Globally, 2002 was a challenging year for ABCP, with total volumes down from the previous year on the back of factors including uncertainty over regulatory changes and a reduced need for working capital finance given the weak economic conditions. However, Moody’s notes that the European ABCP market grew from US$135 billion to an estimated $178 billion during 2002, an increase of 32%.
“Given the context, the strong performance of the European market is a testament to its resilience and investor confidence in its safety. European conduits continue to grow at a quicker pace than their US counterparts and now account for approximately 25% of the total ABCP market,” says Edward Manchester, a Moody’s Vice President/Senior Analyst and author of this report.
In Moody’s opinion, the main factors driving European growth in 2002 were: (i) the purchase of approximately $18 billion of asset-backed securities (ABS) and $11 billion of trade receivables; (ii) the creation of 11 new conduits during the year; (iii) the expansion of the German market by 38%, contributing 46% to the European-wide growth; (iv) the decline of the corporate commercial paper market; (v) an increase in warehousing in anticipation of term ABS; and (vi) the absence of concerns over consolidation, in contrast to the US market.

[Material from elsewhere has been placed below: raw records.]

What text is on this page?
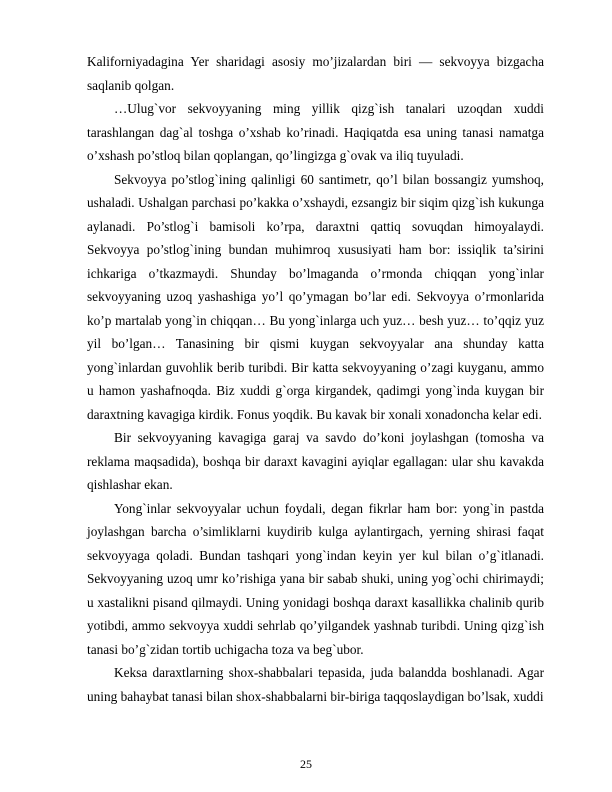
Kaliforniyadagina Yer sharidagi asosiy mo’jizalardan biri — sekvoyya bizgacha saqlanib qolgan.

…Ulug`vor sekvoyyaning ming yillik qizg`ish tanalari uzoqdan xuddi tarashlangan dag`al toshga o’xshab ko’rinadi. Haqiqatda esa uning tanasi namatga o’xshash po’stloq bilan qoplangan, qo’lingizga g`ovak va iliq tuyuladi.

Sekvoyya po’stlog`ining qalinligi 60 santimetr, qo’l bilan bossangiz yumshoq, ushaladi. Ushalgan parchasi po’kakka o’xshaydi, ezsangiz bir siqim qizg`ish kukunga aylanadi. Po’stlog`i bamisoli ko’rpa, daraxtni qattiq sovuqdan himoyalaydi. Sekvoyya po’stlog`ining bundan muhimroq xususiyati ham bor: issiqlik ta’sirini ichkariga o’tkazmaydi. Shunday bo’lmaganda o’rmonda chiqqan yong`inlar sekvoyyaning uzoq yashashiga yo’l qo’ymagan bo’lar edi. Sekvoyya o’rmonlarida ko’p martalab yong`in chiqqan… Bu yong`inlarga uch yuz… besh yuz… to’qqiz yuz yil bo’lgan… Tanasining bir qismi kuygan sekvoyyalar ana shunday katta yong`inlardan guvohlik berib turibdi. Bir katta sekvoyyaning o’zagi kuyganu, ammo u hamon yashafnoqda. Biz xuddi g`orga kirgandek, qadimgi yong`inda kuygan bir daraxtning kavagiga kirdik. Fonus yoqdik. Bu kavak bir xonali xonadoncha kelar edi.

Bir sekvoyyaning kavagiga garaj va savdo do’koni joylashgan (tomosha va reklama maqsadida), boshqa bir daraxt kavagini ayiqlar egallagan: ular shu kavakda qishlashar ekan.

Yong`inlar sekvoyyalar uchun foydali, degan fikrlar ham bor: yong`in pastda joylashgan barcha o’simliklarni kuydirib kulga aylantirgach, yerning shirasi faqat sekvoyyaga qoladi. Bundan tashqari yong`indan keyin yer kul bilan o’g`itlanadi. Sekvoyyaning uzoq umr ko’rishiga yana bir sabab shuki, uning yog`ochi chirimaydi; u xastalikni pisand qilmaydi. Uning yonidagi boshqa daraxt kasallikka chalinib qurib yotibdi, ammo sekvoyya xuddi sehrlab qo’yilgandek yashnab turibdi. Uning qizg`ish tanasi bo’g`zidan tortib uchigacha toza va beg`ubor.

Keksa daraxtlarning shox-shabbalari tepasida, juda balandda boshlanadi. Agar uning bahaybat tanasi bilan shox-shabbalarni bir-biriga taqqoslaydigan bo’lsak, xuddi

25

Credit arbitrage and hybrid programmes were particularly active in 2002, as the volume of ABS financed by European ABCP conduits increased from $51 billion to approximately $69 billion. “Another key feature of the past year has been the increasing popularity of synthetic ABCP programmes as a means of achieving alternative liquidity support, as traditional liquidity facilities become more expensive,” explains Edward Manchester. Euro CP (ECP) volumes also surged 77% during 2002, driven by sponsors’ desire to match fund euro-denominated assets, Moody’s notes. ECP now represents approximately 22% of the European ABCP market (from 18.5% one year ago).
Moody’s predicts another double-digit, though somewhat lower, increase in 2003, driven by factors including the ramping-up of conduits that were established in 2002, an expected significant number of new conduits this year and a plentiful supply of funds available for investment in ABCP.

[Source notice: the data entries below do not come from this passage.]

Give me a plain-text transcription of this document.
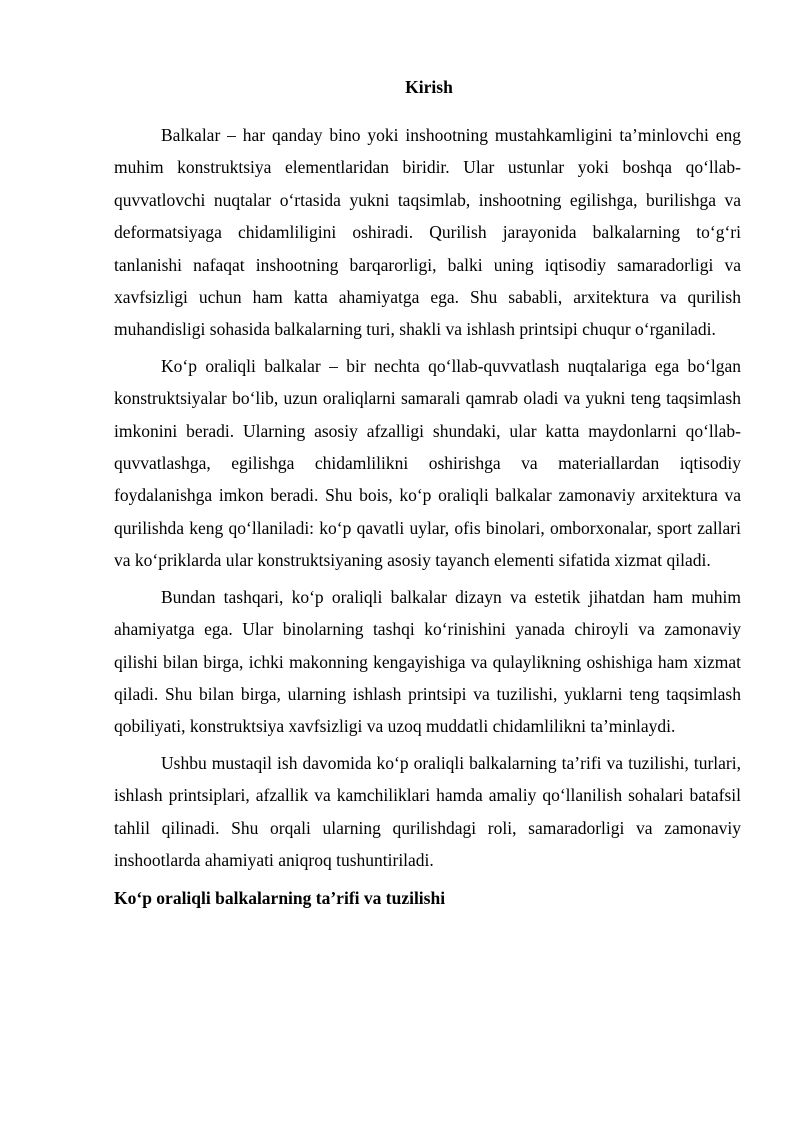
Kirish

Balkalar – har qanday bino yoki inshootning mustahkamligini ta’minlovchi eng muhim konstruktsiya elementlaridan biridir. Ular ustunlar yoki boshqa qo‘llab-quvvatlovchi nuqtalar o‘rtasida yukni taqsimlab, inshootning egilishga, burilishga va deformatsiyaga chidamliligini oshiradi. Qurilish jarayonida balkalarning to‘g‘ri tanlanishi nafaqat inshootning barqarorligi, balki uning iqtisodiy samaradorligi va xavfsizligi uchun ham katta ahamiyatga ega. Shu sababli, arxitektura va qurilish muhandisligi sohasida balkalarning turi, shakli va ishlash printsipi chuqur o‘rganiladi.

Ko‘p oraliqli balkalar – bir nechta qo‘llab-quvvatlash nuqtalariga ega bo‘lgan konstruktsiyalar bo‘lib, uzun oraliqlarni samarali qamrab oladi va yukni teng taqsimlash imkonini beradi. Ularning asosiy afzalligi shundaki, ular katta maydonlarni qo‘llab-quvvatlashga, egilishga chidamlilikni oshirishga va materiallardan iqtisodiy foydalanishga imkon beradi. Shu bois, ko‘p oraliqli balkalar zamonaviy arxitektura va qurilishda keng qo‘llaniladi: ko‘p qavatli uylar, ofis binolari, omborxonalar, sport zallari va ko‘priklarda ular konstruktsiyaning asosiy tayanch elementi sifatida xizmat qiladi.

Bundan tashqari, ko‘p oraliqli balkalar dizayn va estetik jihatdan ham muhim ahamiyatga ega. Ular binolarning tashqi ko‘rinishini yanada chiroyli va zamonaviy qilishi bilan birga, ichki makonning kengayishiga va qulaylikning oshishiga ham xizmat qiladi. Shu bilan birga, ularning ishlash printsipi va tuzilishi, yuklarni teng taqsimlash qobiliyati, konstruktsiya xavfsizligi va uzoq muddatli chidamlilikni ta’minlaydi.

Ushbu mustaqil ish davomida ko‘p oraliqli balkalarning ta’rifi va tuzilishi, turlari, ishlash printsiplari, afzallik va kamchiliklari hamda amaliy qo‘llanilish sohalari batafsil tahlil qilinadi. Shu orqali ularning qurilishdagi roli, samaradorligi va zamonaviy inshootlarda ahamiyati aniqroq tushuntiriladi.

Ko‘p oraliqli balkalarning ta’rifi va tuzilishi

The proposed changes to the capital adequacy standards of the 1998 Basle Accord are likely to be finally introduced in 2005. Moody’s continues to believe that the European ABCP market will absorb the eventual regulations without too much difficulty. However, as the implementation of the changes draws nearer, the rating agency anticipates the continued use of synthetics and other alternative liquidity structures such as extendible commercial notes (ECNs), as well as a decreased level of risk absorption by liquidity banks.